Дверь была распахнута – его ждали. Он вошел в большую комнату и увидел Наталью Михайловну, все в том же халатике, и Костю, и своего единственного аспиранта, «домашнего человека», как называла его жена, – Степку Дерюгина, сидевших рядом на кровати. Все лампы горели, однако свет, полнивший комнату, как будто распространялся не от них и был бесцветный.
– А телик где, отец-благодетель? – спросил Костя звенящим от ненависти ровным голосом.
От ненависти этой не было защиты, от этой вдруг проявившейся, а прежде не подозреваемой ненависти, которая, значит, возникла и зрела годами. Но, еще пытаясь отдалить ее, хотя бы чуть смягчить, он вынул из кармана – суетливыми, неуверенными, искательными движениями этот плотный лист бумаги с то появляющимися, то исчезающими словами, и распрямил его на столе. Не проходило ощущение, что шуршат и скатываются в пропасть секунды; и пропасть уже не просто близко, как чудилось на кладбище, а прямо под ногами.
Кружилась голова, как над пустотой.
Костя взглянул на бумагу, не оборачиваясь, сунул ее матери и сказал:
– Раз в жизни подумал – обрадует отец-благодетель, покайфуем перед теликом, как прочие люди. Вот и обрадовал так обрадовал… Туфта. И все у тебя – одна туфта… Пьян? Все пропил? И пить ты не умеешь.
Он помолчал и закончил, как, причитая, плачут над покойником деревенские бабы:
– И ничего ты не сделал в жизни. И никому не дал счастья. Туфта, туфта, туфта…
Не то чтобы в Бутове все оледенело, было другое – много страшнее. Он летел в ту самую пропасть. Боль, как бурав, вонзилась в сердце и поворачивалась виток за витком.
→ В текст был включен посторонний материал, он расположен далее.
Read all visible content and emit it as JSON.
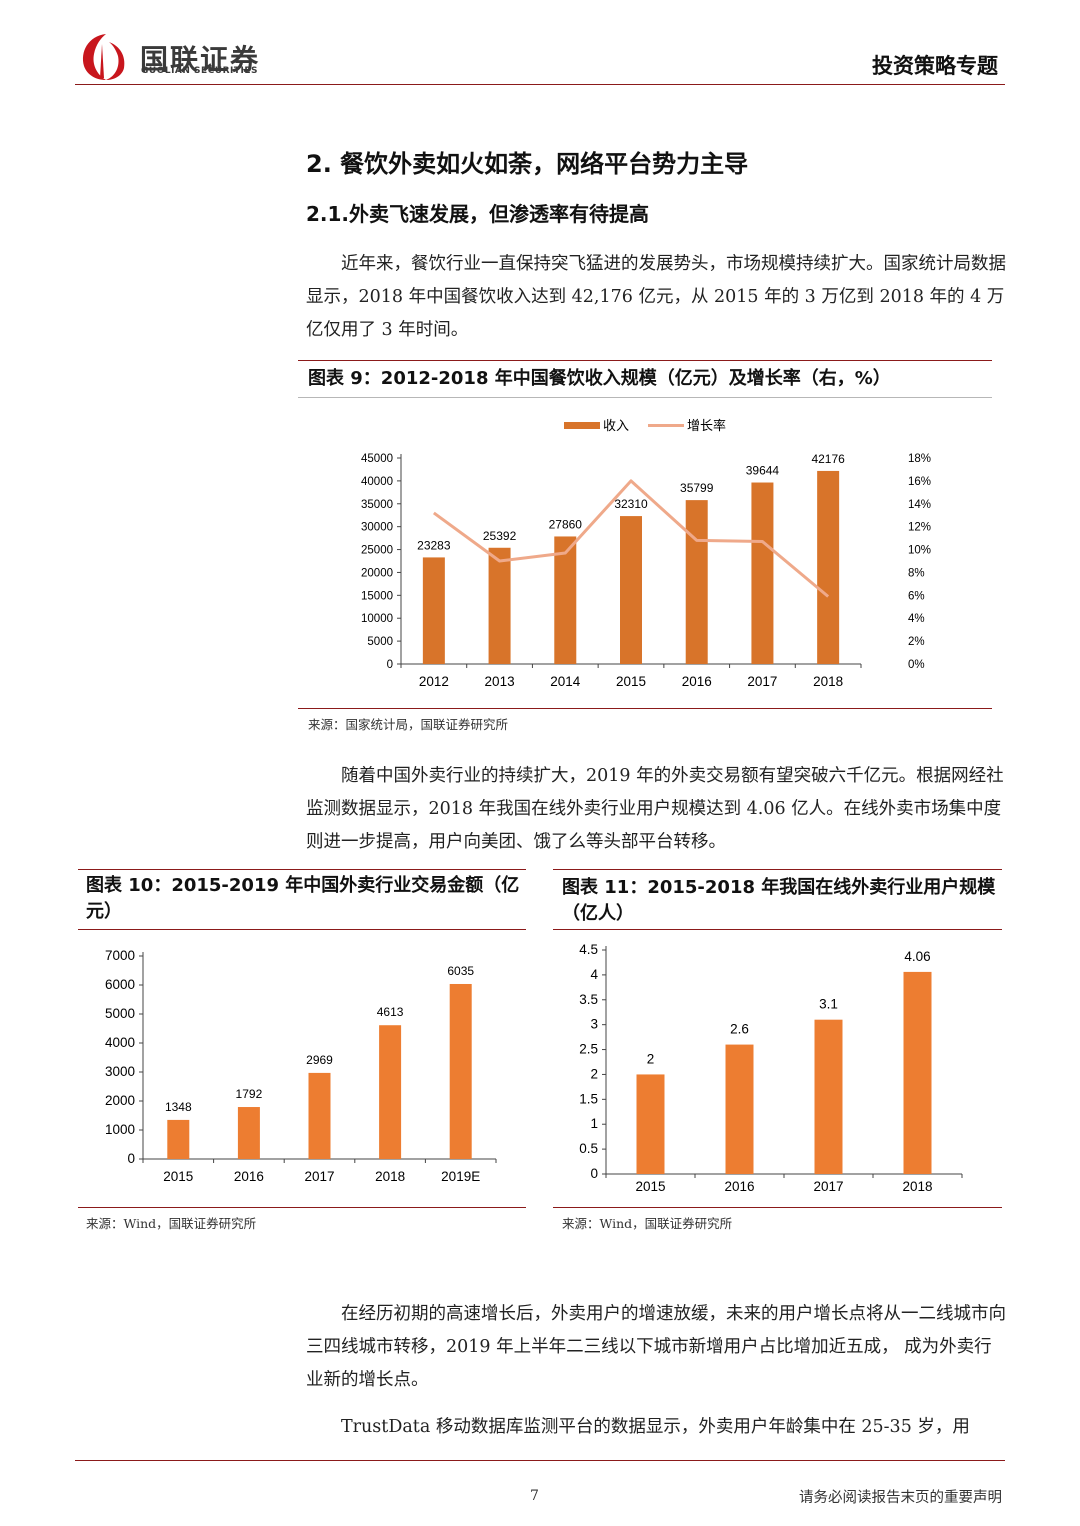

Очень издалека, где он, как казалось ему, был сейчас, Бутов попытался поймать взгляд Натальи Михайловны, которая одна могла бы заступиться за него. Он еще надеялся в тишине, царившей вокруг, уловить ее голос – могущий все изменить, вытянуть из пустоты, воронкой, водоворотом закрутившей его и тянущей вниз, вниз. Поймал ее взгляд и уже без этой последней надежды закрыл глаза. Секунду он оставался в темноте, защищенный кожицей век, в полном одиночестве; покинула даже буравящая боль. Она нависла над головой, уже не ввинчивалась, а ударила как обухом; вот тогда все оборвалось.
Но частица времени, когда смерть примеривалась, была, – ее наполнял не ужас, отчаяние, а спокойная и безнадежная мысль. Ясная, хотя и не облекающаяся в слова мысль о прожитой жизни; не только о вместившемся в нее, но и о прошедшем мимо; о том – для чего же она была предназначена, что в ней должно было осуществиться.